Dodatkowo administracja osiedla Henryka Wieniawskiego zrobiła mieszkańcom miejsca parkingowe, na które można dojechać jedynie... chodnikiem. A wszystko tuż przy szkole. Dyrektor Gimnazjum nr 5 przy ul. Smyczkowej martwi się o bezpieczeństwo uczniów.
- To wielki problem, walczę z nim od dawna - narzeka dyrektor gimnazjum Stanisław Rodak. - Samochody jeżdżą i stają na alejkach prowadzących do szkoły. Przeszkadzają dzieciom, karetkom. Takiego tragicznego rozwiązania jak u nas nie ma w całym mieście.
Co na to administracja? Zasłania się małą liczbą miejsc parkingowych na osiedlu. I bagatelizuje sprawę. - Nie dało się zrobić parkingu w innym miejscu i dojazdu do niego. Przecież samochód nie może przeskoczyć przez chodnik, musi jakoś wjechać - tłumaczy Krzysztof Kamiński, kierownik administracji osiedla Wieniawskiego na Czechowie.
Dodaje też, że przed parkingiem został postawiony znak ograniczający prędkość do 20 kilometrów na godzinę. A za parkingiem nadal obowiązuje zakaz wjazdu. - Ale kierowcy nie mają wyobraźni i albo pędzą za szybko, albo wjeżdżają w zakazane miejsca - przyznaje Kamiński. Jego zdaniem, osiedle jest zapełnione samochodami, a pieniędzy na wielopoziomowy parking nie ma. - Wszystkich nie zadowolimy, bo albo kierowcy będą źli, albo piesi. Trzeba się wzajemnie tolerować - dodaje.

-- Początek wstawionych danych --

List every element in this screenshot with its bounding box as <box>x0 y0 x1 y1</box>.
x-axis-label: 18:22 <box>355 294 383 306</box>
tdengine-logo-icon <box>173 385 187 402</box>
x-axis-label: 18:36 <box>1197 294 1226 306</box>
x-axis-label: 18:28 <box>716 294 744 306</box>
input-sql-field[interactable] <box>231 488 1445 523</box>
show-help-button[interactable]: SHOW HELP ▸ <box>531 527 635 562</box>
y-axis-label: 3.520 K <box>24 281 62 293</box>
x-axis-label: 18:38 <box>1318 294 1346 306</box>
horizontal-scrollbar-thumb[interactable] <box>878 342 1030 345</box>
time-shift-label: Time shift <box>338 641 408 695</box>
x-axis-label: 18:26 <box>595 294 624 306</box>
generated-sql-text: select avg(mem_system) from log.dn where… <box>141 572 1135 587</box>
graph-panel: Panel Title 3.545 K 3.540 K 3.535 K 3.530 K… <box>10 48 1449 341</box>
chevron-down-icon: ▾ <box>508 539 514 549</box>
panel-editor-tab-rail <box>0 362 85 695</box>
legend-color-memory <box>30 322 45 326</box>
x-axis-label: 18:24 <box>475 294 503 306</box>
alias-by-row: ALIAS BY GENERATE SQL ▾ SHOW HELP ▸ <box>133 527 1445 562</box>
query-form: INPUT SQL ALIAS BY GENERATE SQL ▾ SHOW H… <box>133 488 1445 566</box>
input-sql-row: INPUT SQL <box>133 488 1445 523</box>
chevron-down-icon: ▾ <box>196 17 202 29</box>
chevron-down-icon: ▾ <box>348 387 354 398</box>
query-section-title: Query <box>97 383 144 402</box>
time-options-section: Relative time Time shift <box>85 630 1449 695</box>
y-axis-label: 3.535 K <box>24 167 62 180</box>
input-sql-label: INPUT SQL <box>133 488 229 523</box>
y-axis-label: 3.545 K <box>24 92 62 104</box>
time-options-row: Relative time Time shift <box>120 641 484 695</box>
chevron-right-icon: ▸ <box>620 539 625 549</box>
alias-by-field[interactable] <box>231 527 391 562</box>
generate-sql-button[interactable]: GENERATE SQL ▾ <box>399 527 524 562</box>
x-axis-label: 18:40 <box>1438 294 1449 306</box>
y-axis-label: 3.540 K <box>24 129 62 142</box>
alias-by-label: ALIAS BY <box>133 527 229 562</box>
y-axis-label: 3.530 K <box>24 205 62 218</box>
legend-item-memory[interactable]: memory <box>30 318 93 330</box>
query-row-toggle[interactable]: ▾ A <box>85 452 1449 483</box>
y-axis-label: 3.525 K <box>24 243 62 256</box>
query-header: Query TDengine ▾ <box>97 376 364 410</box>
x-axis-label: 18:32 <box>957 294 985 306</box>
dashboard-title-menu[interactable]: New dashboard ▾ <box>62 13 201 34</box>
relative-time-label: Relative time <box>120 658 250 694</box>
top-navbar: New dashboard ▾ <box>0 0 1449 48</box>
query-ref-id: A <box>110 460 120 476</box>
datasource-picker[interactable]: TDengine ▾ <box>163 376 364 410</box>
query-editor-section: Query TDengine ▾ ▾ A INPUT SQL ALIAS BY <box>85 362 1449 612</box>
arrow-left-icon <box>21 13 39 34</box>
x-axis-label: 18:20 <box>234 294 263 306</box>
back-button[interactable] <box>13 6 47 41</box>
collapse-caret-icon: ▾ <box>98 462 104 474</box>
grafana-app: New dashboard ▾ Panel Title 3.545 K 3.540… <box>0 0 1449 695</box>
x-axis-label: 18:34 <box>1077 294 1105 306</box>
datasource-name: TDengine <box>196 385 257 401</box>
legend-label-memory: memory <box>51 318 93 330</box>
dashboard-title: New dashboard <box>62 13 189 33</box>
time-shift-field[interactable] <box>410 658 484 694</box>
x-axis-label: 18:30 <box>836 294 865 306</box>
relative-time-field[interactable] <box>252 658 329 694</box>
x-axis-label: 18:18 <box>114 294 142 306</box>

- To tereny zarządzane przez spółdzielnię mieszkaniową i może ona robić parkingi, gdzie jej się podoba - tłumaczy Robert Gogola, rzecznik prasowy Straży Miejskiej w Lublinie. - Sprawdzimy jednak dokładnie, jak wygląda parkowanie w okolicach szkoły i czy bezpieczeństwo dzieci jest zachowane.